Posted on August 10, 2012. Filed under: story | Tags: , , |

Published on June 28, 2011 by Amy J.L. Baker, Ph.D. in Caught Between Parents

Parental alienation is a set of strategies that parents use to undermine and interfere with a child’s relationship with his or her other parent. This often but not always happens when parents are engaged in a contested custody battle. There is no one definitive set of behaviors that constitute parental alienation but research with both parents and children has revealed a core set of alienation strategies, including bad-mouthing the other parent, limiting contact with that parent, erasing the other parent from the life and mind of the child (forbidding discussion and pictures of the other parent), forcing the child to reject the other parent, creating the impression that the other parent is dangerous, forcing the child to choose, and belittling and limiting contact with the extended family of the targeted parent.

Parents who try to alienate their child from his or her other parent convey a three-part message to the child: (1) I am the only parent who loves you and you need me to feel good about yourself, (2) the other parent is dangerous and unavailable, and (3) pursuing a relationship with that parent jeopardizes your relationship with me. In essence the child receives the message that s/he is worthless and unloved and only of value for meeting the needs of others. This is the core experience of psychological maltreatment (emotional abuse) as defined by the American Professional Society on the Abuse of Children (APSAC).

Research with “adult children” of parental alienation syndrome (that is, adults who believe that when they were children one parent turned them against the other parent) confirms that being exposed to parental alienation represents a form of emotional abuse.

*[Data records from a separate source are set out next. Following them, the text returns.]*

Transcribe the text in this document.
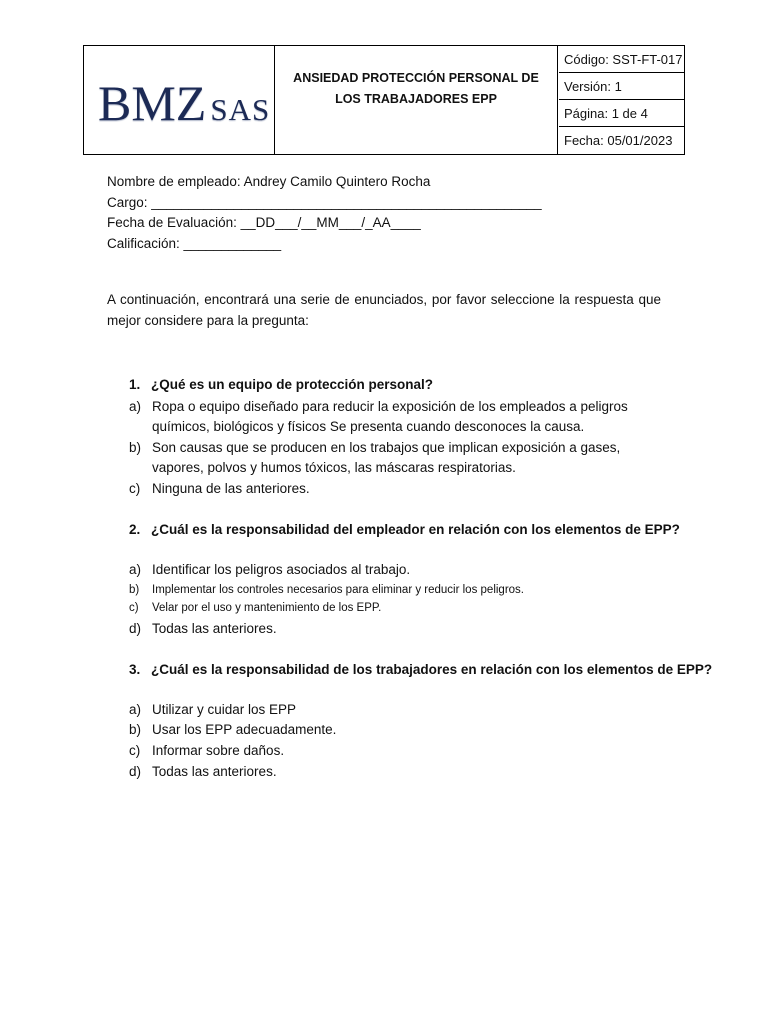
BMZ SAS
ANSIEDAD PROTECCIÓN PERSONAL DE LOS TRABAJADORES EPP
Código: SST-FT-017
Versión: 1
Página: 1 de 4
Fecha: 05/01/2023
Nombre de empleado: Andrey Camilo Quintero Rocha
Cargo: ____________________________________________________
Fecha de Evaluación: __DD___/__MM___/_AA____
Calificación: _____________
A continuación, encontrará una serie de enunciados, por favor seleccione la respuesta que mejor considere para la pregunta:
1. ¿Qué es un equipo de protección personal?
a) Ropa o equipo diseñado para reducir la exposición de los empleados a peligros químicos, biológicos y físicos Se presenta cuando desconoces la causa.
b) Son causas que se producen en los trabajos que implican exposición a gases, vapores, polvos y humos tóxicos, las máscaras respiratorias.
c) Ninguna de las anteriores.
2. ¿Cuál es la responsabilidad del empleador en relación con los elementos de EPP?
a) Identificar los peligros asociados al trabajo.
b) Implementar los controles necesarios para eliminar y reducir los peligros.
c) Velar por el uso y mantenimiento de los EPP.
d) Todas las anteriores.
3. ¿Cuál es la responsabilidad de los trabajadores en relación con los elementos de EPP?
a) Utilizar y cuidar los EPP
b) Usar los EPP adecuadamente.
c) Informar sobre daños.
d) Todas las anteriores.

Furthermore, these adults reported that when they succumbed to the pressure and rejected one parent to please the other, the experience was associated with several negative long-term effects including depression, drug abuse,divorce, low self-esteem, problems with trusting, and alienation from their own children when they became parents themselves. In this way the cycle of parental alienation was carried forward through the generations. Thus, parental alienation is a form of emotional abuse that damages the child’s self esteem in the short run and is associated with life-long damage.

As is often true with other forms of abuse, the child victims of parental alienation are not aware that they are being mistreated and often cling vehemently to the favored parent, even when that parent’s behavior is harmful to them. This is why, mental health and legal professionals involved in cases of parental alienation need to look closely at the family dynamics and determine what the cause of the child’s preferences for one parent and rejection of the other parent are. If the favored parent is found to be instigating the alignment and the rejected parent is found to be a potential positive and non abusive influence, then the child’s preferences should not be strictly heeded. The truth is, despite strongly held positions of alignment, inside many alienated children want nothing more than to be given permission and freedom to love and be loved by both parents.